U@O - Foi pré-candidata à Câmara Municipal de Belmonte. Perspectiva uma carreira política no futuro?
A.G.-
Na altura encarei essa hipótese porque é uma das terras da Beira com que eu tenho uma enorme ligação. Para responder a um desafio dessa dimensão, queria um conjunto de pessoas que achava serem importantes para o projecto.
Uma das minhas indicações, para levar até ao fim a candidatura, era ter como presidente da Assembleia Municipal, também uma senhora, e isso fez muita confusão, na altura, finais dos anos 80. Essa era uma das minhas exigências, embora não fosse a única, e queriam impedi-la, então acabei por desistir.

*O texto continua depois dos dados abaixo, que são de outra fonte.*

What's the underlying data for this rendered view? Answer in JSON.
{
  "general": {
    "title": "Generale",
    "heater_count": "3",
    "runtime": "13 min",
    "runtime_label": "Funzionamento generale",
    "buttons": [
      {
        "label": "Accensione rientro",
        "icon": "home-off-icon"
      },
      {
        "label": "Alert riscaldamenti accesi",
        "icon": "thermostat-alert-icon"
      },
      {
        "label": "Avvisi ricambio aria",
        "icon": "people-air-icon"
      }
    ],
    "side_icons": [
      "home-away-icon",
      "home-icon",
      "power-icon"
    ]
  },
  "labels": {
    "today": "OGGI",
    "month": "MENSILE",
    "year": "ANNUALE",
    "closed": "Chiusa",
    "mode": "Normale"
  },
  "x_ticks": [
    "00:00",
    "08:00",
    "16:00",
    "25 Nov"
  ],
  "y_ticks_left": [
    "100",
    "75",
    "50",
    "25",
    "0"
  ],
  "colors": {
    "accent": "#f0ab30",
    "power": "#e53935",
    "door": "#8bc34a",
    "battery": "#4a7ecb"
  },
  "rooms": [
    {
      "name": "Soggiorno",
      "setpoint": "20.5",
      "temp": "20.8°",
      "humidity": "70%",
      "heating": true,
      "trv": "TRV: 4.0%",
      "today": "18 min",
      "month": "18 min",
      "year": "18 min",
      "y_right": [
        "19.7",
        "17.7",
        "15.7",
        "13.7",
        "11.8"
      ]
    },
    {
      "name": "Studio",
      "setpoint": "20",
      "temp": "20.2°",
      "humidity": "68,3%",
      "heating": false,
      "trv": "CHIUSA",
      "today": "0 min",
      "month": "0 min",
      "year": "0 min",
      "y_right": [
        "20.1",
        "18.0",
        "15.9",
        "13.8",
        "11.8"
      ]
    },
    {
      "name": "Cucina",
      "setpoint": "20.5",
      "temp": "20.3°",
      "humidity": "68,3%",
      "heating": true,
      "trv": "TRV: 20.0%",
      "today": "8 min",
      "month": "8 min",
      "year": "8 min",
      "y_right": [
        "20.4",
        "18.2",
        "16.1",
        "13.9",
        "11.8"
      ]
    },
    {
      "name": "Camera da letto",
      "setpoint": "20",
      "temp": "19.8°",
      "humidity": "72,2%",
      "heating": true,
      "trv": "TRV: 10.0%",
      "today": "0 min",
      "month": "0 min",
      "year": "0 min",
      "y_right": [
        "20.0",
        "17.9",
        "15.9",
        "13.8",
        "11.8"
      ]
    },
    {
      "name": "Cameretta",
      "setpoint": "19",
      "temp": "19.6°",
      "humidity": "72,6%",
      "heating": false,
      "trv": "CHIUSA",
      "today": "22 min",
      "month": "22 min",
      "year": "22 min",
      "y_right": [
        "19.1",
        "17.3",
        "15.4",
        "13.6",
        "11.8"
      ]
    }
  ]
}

Neste momento já não pondero minimamente essa situação. Primeiro, gosto muito daquilo que faço, e depois há uma parte de investigação que quero ter tempo para fazer.

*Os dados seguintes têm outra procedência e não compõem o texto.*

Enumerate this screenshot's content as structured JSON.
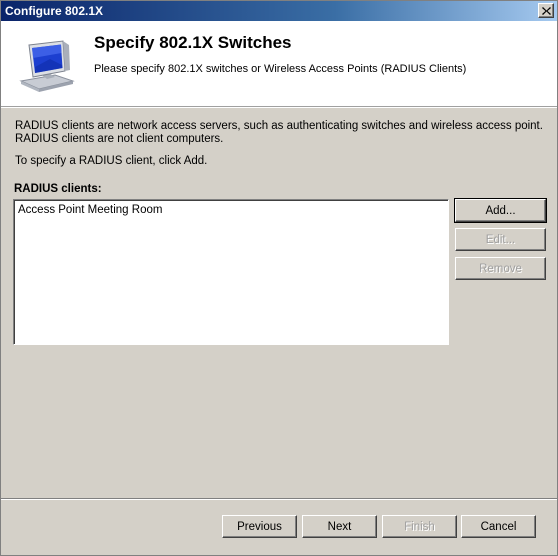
{
  "window": {
    "title": "Configure 802.1X"
  },
  "header": {
    "title": "Specify 802.1X Switches",
    "subtitle": "Please specify 802.1X switches or Wireless Access Points (RADIUS Clients)",
    "icon": "computer-monitor-icon"
  },
  "body": {
    "description_line1": "RADIUS clients are network access servers, such as authenticating switches and wireless access point.",
    "description_line2": "RADIUS clients are not client computers.",
    "instruction": "To specify a RADIUS client, click Add.",
    "list_label": "RADIUS clients:",
    "items": [
      "Access Point Meeting Room"
    ]
  },
  "side_buttons": {
    "add": "Add...",
    "edit": "Edit...",
    "remove": "Remove"
  },
  "nav_buttons": {
    "previous": "Previous",
    "next": "Next",
    "finish": "Finish",
    "cancel": "Cancel"
  }
}
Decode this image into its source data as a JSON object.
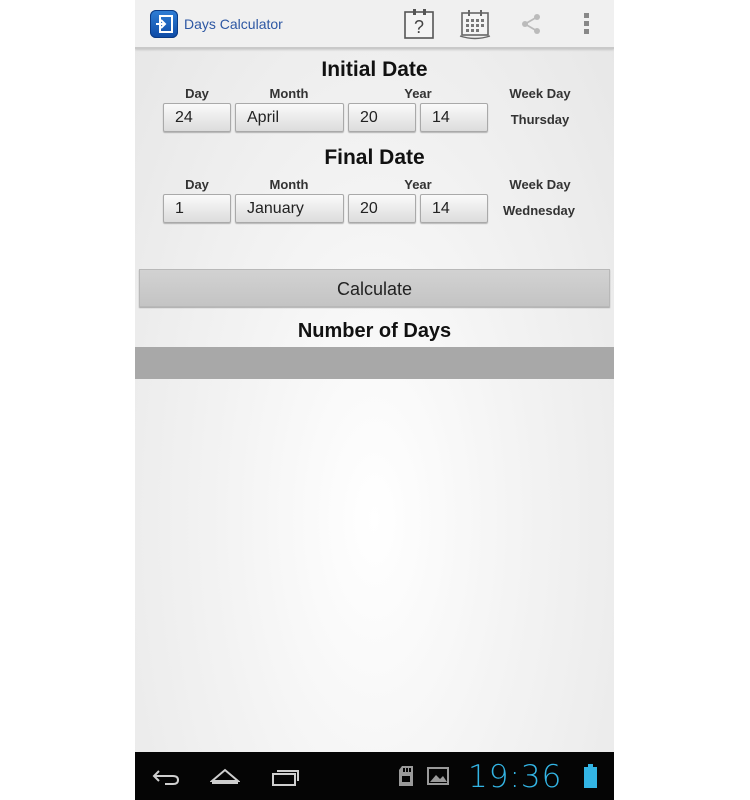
{
  "app": {
    "title": "Days Calculator"
  },
  "initial": {
    "title": "Initial Date",
    "labels": {
      "day": "Day",
      "month": "Month",
      "year": "Year",
      "weekday": "Week Day"
    },
    "day": "24",
    "month": "April",
    "century": "20",
    "year": "14",
    "weekday": "Thursday"
  },
  "final": {
    "title": "Final Date",
    "labels": {
      "day": "Day",
      "month": "Month",
      "year": "Year",
      "weekday": "Week Day"
    },
    "day": "1",
    "month": "January",
    "century": "20",
    "year": "14",
    "weekday": "Wednesday"
  },
  "calculate_label": "Calculate",
  "result": {
    "title": "Number of Days",
    "value": ""
  },
  "status": {
    "time": "19:36"
  },
  "icons": {
    "app": "app-launch-icon",
    "help": "help-icon",
    "calendar": "calendar-icon",
    "share": "share-icon",
    "overflow": "overflow-menu-icon",
    "back": "back-icon",
    "home": "home-icon",
    "recents": "recents-icon",
    "sdcard": "sd-card-icon",
    "gallery": "gallery-icon",
    "battery": "battery-icon"
  },
  "colors": {
    "accent": "#33b5e5",
    "title": "#2d57a3"
  }
}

A inquisição, a presença dos judeus na Beira, continuam a ser temas que me interessam de tal maneira que só muito dificilmente os trocaria por qualquer outro desafio.





Perfil



Nasceu no Fundão, mas cresceu na Guarda. Frequentou a escola primária em Pinhel, e o ensino secundário na cidade mais alta. Partiu depois para Lisboa, onde se licenciou em Filologia Românica, na Faculdade de Letras da Universidade Clássica. Depois da Licenciatura começou a dar aulas em escolas do Ciclo Preparatório, primeiro em Setúbal, depois no Fundão e, em seguida, na Escola Superior de Educação de Castelo Branco. O Mestrado em Literatura e Cultura Portuguesa e o Doutoramento em Sociologia da Cultura foram ambos feitos na Universidade Nova de Lisboa. "Quando comecei a tirar as minhas pós-graduações não tinha em mente a possibilidade de vir a leccionar na universidade. Os motivos pelos quais segui essa via foram o gosto e o interesse. E foi por causa do Mestrado que comecei a estudar a vertente judaica de Belmonte", conta a presidente do Departamento de Letras, na UBI desde 1999.

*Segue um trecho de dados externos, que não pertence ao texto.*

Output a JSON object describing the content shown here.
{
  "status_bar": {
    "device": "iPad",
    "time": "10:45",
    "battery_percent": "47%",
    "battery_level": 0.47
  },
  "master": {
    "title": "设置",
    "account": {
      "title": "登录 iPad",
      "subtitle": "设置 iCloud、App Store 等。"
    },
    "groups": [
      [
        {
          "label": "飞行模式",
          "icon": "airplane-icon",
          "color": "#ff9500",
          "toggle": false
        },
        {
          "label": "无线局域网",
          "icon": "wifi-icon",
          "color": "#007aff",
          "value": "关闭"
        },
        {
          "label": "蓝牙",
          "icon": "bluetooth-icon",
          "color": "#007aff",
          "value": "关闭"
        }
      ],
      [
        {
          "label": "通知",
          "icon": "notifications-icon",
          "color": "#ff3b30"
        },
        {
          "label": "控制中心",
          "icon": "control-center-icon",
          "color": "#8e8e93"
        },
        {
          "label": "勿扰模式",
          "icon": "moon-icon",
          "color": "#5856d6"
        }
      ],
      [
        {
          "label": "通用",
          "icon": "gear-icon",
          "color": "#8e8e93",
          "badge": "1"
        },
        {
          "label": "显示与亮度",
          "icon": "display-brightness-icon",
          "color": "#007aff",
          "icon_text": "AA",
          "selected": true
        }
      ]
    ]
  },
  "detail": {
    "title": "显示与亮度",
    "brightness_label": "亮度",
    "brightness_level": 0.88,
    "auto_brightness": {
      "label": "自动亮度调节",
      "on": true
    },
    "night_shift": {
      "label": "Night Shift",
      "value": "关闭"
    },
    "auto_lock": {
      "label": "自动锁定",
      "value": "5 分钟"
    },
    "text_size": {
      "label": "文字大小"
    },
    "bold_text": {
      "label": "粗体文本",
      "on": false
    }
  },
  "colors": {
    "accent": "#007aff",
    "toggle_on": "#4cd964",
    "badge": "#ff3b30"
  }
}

" Acabei por vir para a Universidade após acabar o Doutoramento. Gosto muito de trabalhar com pessoas capazes de seguir o seu próprio raciocínio, que tenham opiniões, para que o debate seja possível. Por isso, achei que devia falar com gente "mais crescida", que pudesse inclusive explorar campos em que também estou interessada, como a literatura judaica ou a presença de judeus na literatura portuguesa, entre muitos outros".
Em Belmonte, que classifica de "uma jóia da Beira", onde fundou o Ciclo Preparatório, em 1971, encontrou uma comunidade diferente e, descreve, "Agora, já existem instituições representativas do judaísmo, como a sinagoga e o cemitério, mas naquele tempo estava tudo encoberto. A comunidade revestia-se de grande secretismo", explica.
Esteve quase a seguir a carreira política, ao ser pré-candidata à autarquia belmontense, mas acabou por desistir desse caminho. Não está arrependida.
Apaixonada pela comunidade judaica de Belmonte e pelas tradições beirãs, temas aos quais já dedicou várias obras, divide-se ainda entre o Departamento de Letras e o Centro de Estudos Judaicos da UBI, que dirige. "Considero-me uma privilegiada no trabalho, porque tenho feito sempre aquilo que gosto", conclui.